BERLIN, Feb 17 (Reuters) - A 24-hour strike at seven German airports, including Frankfurt and Munich, was set to affect nearly 300,000 passengers on Friday, as unionised workers pressed for higher wages and threatened a summer of "chaos" if their demands were not met.
The strike coincided with the start of the Munich Security Conference, with more than 40 heads of state and 60 ministers expected to attend.
In an early sign of the disruption, Romania's foreign minister, unable to board a cancelled flight, will be forced to fly to Austria and then make the more than four-hour drive to Munich, a Romanian embassy official said.
It is the latest in a series of strikes and protests that have hit major European economies, including France, Britain and Spain, as higher food and energy prices knocked incomes and living standards following the pandemic and the war in Ukraine.

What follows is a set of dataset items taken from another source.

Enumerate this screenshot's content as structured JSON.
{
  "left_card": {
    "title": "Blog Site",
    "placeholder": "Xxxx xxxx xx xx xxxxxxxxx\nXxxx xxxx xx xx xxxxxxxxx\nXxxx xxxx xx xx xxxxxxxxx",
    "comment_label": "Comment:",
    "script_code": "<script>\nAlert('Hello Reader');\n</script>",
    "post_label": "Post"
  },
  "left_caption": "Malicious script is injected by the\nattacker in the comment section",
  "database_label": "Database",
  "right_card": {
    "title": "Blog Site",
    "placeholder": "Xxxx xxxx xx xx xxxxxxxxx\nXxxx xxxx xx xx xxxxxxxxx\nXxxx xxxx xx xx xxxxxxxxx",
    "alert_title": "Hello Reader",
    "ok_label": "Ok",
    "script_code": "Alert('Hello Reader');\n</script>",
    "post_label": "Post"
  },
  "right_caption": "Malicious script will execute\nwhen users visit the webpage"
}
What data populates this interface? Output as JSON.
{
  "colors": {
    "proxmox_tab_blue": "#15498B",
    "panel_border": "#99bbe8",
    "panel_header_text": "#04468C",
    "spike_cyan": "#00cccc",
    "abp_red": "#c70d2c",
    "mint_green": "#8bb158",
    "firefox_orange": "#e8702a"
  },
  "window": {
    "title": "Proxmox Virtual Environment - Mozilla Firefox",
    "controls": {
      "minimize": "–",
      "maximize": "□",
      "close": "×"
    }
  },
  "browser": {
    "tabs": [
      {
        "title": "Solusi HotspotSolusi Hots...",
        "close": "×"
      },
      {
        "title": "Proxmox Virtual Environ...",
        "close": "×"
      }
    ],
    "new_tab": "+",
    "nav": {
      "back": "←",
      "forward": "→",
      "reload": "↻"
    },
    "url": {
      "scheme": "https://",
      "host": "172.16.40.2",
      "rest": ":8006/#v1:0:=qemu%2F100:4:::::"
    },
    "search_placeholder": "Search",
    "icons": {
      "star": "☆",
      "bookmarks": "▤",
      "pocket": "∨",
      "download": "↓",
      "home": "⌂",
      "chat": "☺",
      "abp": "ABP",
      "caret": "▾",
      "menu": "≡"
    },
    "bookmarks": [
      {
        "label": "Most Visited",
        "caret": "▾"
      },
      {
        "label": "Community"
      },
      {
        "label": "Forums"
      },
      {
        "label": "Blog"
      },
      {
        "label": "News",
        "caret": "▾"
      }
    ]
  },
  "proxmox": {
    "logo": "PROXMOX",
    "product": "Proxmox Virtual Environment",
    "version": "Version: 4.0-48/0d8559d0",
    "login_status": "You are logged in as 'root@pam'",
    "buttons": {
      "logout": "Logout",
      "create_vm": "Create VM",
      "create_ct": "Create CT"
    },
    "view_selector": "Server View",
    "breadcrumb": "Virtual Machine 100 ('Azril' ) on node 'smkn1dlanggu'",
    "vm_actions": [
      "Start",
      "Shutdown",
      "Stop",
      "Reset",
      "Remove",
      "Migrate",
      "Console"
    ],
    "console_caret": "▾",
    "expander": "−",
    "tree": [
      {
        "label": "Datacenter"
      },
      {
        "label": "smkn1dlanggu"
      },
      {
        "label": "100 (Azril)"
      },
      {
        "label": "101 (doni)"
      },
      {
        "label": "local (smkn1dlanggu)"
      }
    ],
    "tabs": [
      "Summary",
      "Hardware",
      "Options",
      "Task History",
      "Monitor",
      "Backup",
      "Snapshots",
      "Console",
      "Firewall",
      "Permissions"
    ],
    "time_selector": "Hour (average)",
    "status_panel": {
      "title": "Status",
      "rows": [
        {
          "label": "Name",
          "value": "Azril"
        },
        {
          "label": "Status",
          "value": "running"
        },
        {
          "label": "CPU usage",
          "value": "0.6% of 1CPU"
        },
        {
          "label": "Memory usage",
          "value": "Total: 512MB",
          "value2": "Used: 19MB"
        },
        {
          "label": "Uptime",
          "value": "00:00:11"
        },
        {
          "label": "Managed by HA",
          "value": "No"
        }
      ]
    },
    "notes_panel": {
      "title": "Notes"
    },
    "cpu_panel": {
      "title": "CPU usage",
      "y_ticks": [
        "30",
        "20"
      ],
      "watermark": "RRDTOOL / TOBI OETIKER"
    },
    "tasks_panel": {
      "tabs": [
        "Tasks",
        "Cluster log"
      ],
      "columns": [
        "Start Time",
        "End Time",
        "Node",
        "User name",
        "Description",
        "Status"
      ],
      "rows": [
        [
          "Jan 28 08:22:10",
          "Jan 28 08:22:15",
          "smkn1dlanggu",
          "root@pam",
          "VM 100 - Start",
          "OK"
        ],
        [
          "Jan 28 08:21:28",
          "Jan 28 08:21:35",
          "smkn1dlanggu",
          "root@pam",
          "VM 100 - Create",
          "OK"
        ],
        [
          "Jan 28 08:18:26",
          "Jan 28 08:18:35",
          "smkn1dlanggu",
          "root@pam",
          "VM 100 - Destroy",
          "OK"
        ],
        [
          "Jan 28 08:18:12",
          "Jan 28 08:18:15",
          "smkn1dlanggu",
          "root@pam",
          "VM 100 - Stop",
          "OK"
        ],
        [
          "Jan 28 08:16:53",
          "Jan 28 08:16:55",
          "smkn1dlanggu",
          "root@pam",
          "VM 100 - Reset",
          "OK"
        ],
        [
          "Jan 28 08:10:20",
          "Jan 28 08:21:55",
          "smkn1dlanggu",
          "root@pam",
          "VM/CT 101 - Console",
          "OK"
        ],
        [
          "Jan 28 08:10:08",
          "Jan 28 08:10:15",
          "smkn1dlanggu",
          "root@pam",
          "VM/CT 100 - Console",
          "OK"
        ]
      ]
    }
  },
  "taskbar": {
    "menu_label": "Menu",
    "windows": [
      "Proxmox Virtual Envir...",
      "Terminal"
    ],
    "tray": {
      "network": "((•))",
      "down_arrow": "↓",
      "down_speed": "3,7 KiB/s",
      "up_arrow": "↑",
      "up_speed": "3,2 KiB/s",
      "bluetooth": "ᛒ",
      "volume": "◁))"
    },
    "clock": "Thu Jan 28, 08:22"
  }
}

Around 295,000 passengers are affected by the cancellation of some 2,340 flights at Bremen, Dortmund, Frankfurt, Hamburg, Hanover, Munich and Stuttgart airports, according to the ADV airports association.
"We really haven't had such an escalation through strike action," ADV's Ralph Beisel told broadcaster Bayerischer Rundfunk. "When we look at the airport terminals this morning, it reminds us more of the worst days of the coronavirus and less of a warning strike."
German trade union Verdi announced the strike on Wednesday after it said collective bargaining efforts for ground service staff, public sector officials and aviation security workers had made little progress.
The union has pressed for a 10.5% wage increase, or at least 500 euros a month.
"If nothing is done about pay now, we will all be in for another chaotic summer," Verdi Deputy Chair Christine Behle told Inforadio on Friday. "It's about sending a really strong signal."
Among the airlines affected, Lufthansa (LHAG.DE) said it had been forced to cancel more than 1,300 flights and suspend operations at the hub airports Frankfurt and Munich on Friday.
The carrier declined to give an estimate of the cost of the strike but has on previous occasions said such action costs it 10-15 million euros a day.
The head of Verdi, Frank Werneke, told the Frankfurter Allgemeine Sonntagszeitung newspaper that strike action could expand to hospitals and garbage collection.